Previously I used a very conservative approach that was common to many labs back before the turn of the 21st Century - I cut my data at the point where the Rsymm in the outermost shell is less than 30%. I preferred to cut at 25%, in fact. This corresponds approximately to a cutoff where the strength of the data in that shell has an <I/σI> of 3. (Side note: it's the <I/σI> on a per-reflection basis, not <I>/<σI> on a per-shell basis). In an earlier version of this guide I'd said:
Using data of more questionable quality does not always result in an electron density map of greater optical resolution. Try it and see - push your data further in refinement and see how much more you can see in a real-world electron density map. If you can see more and your R-free is lower, perhaps you should be using that "higher" resolution cutoff.It's evident that my previous criteria were far too conservative to the point of excluding reflection data that were useful in refinement. Some people now advocate a <I>/<σI> of 2.0 as a useful cutoff, but some go as low as 1.0. The Rsymm of the data with a 2.0 cutoff is going to be in the 50% range, depending on redundancy. This might go against your intuition, but my own experiments have indicated that the accuracy of the mean of this data (the <I>) is far more accurate than the Rsymm might suggest - R-free and R-work values in the 25-35% range are not unprecedented in the outermost shells of data cut with a <I>/<σI> = 2.0 cutoff.

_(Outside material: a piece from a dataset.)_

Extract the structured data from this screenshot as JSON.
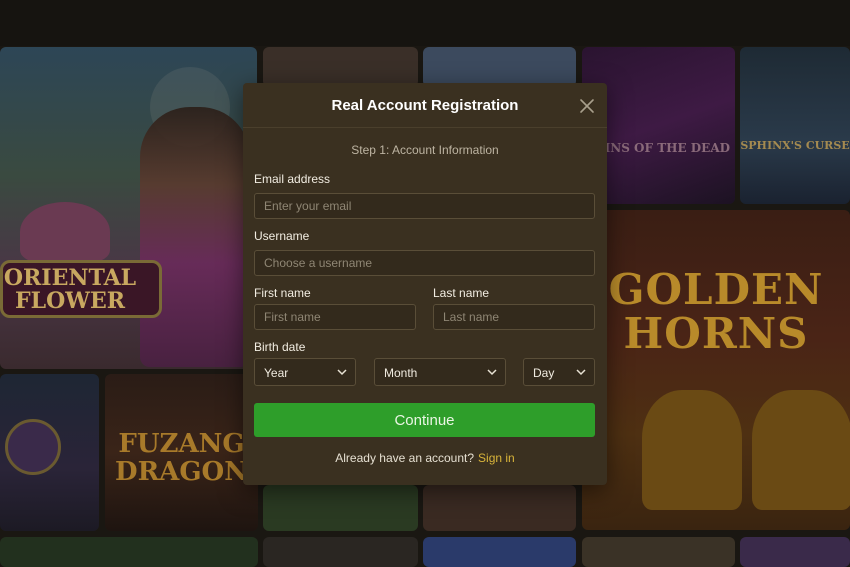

Here's a recently-published example of this, from a high resolution structure of the Rhomboid protease (Vinothkumar et al. 2010, EMBO J, advance online 1st October 2010):
GlpG native | Acyl enzyme | |
---|---|---|
Data Collection: | ||
Resolution (Å) | 55.2-1.65 | 44.62-2.09 |
(outer shell) | (1.74-1.65) | 2.20-2.09 |
Rmerge | 0.055 (0.575) | 0.054 (0.394) |
I/σI | 12.4 (2.4) | 16.3 (2.9) |
Completeness (%) | 99.8 (100) | 97.0 (85.4) |
Redundancy | 4.5 (4.2) | 4.9 (3.5) |
Refinement: | ||
Resolution (Å) | 34.77-1.65 | 31.16-2.09 |
(outer shell) | (1.74-1.65) | (2.22-2.09) |
Rwork/Rfree | 0.192/0.218 | 0.198/0.242 |
(outer shell) | (0.26/0.275) | (0.248/0.276) |
The minimum resolution for MIR and MAD structural solutions is around 4.5 Å, because any lower than that and the maps become extremely difficult to interpret. This is also around the minimum useful resolution for molecular replacement. As in everything, there are exceptions (e.g. many copies to average across), but not all that many. MIR and MAD require you to actually measure good data, and not just "see a spot" at 4.5 Å.
Consequently, if your crystal diffracts to no better than 5.0 Å resolution under the best circumstances (e.g. radiation-damage-limited native data collection on your best highly-optimized crystal) then it's best to throw it in the trash can and save your energy for something better (a new construct or sacrificing to a new god, etc).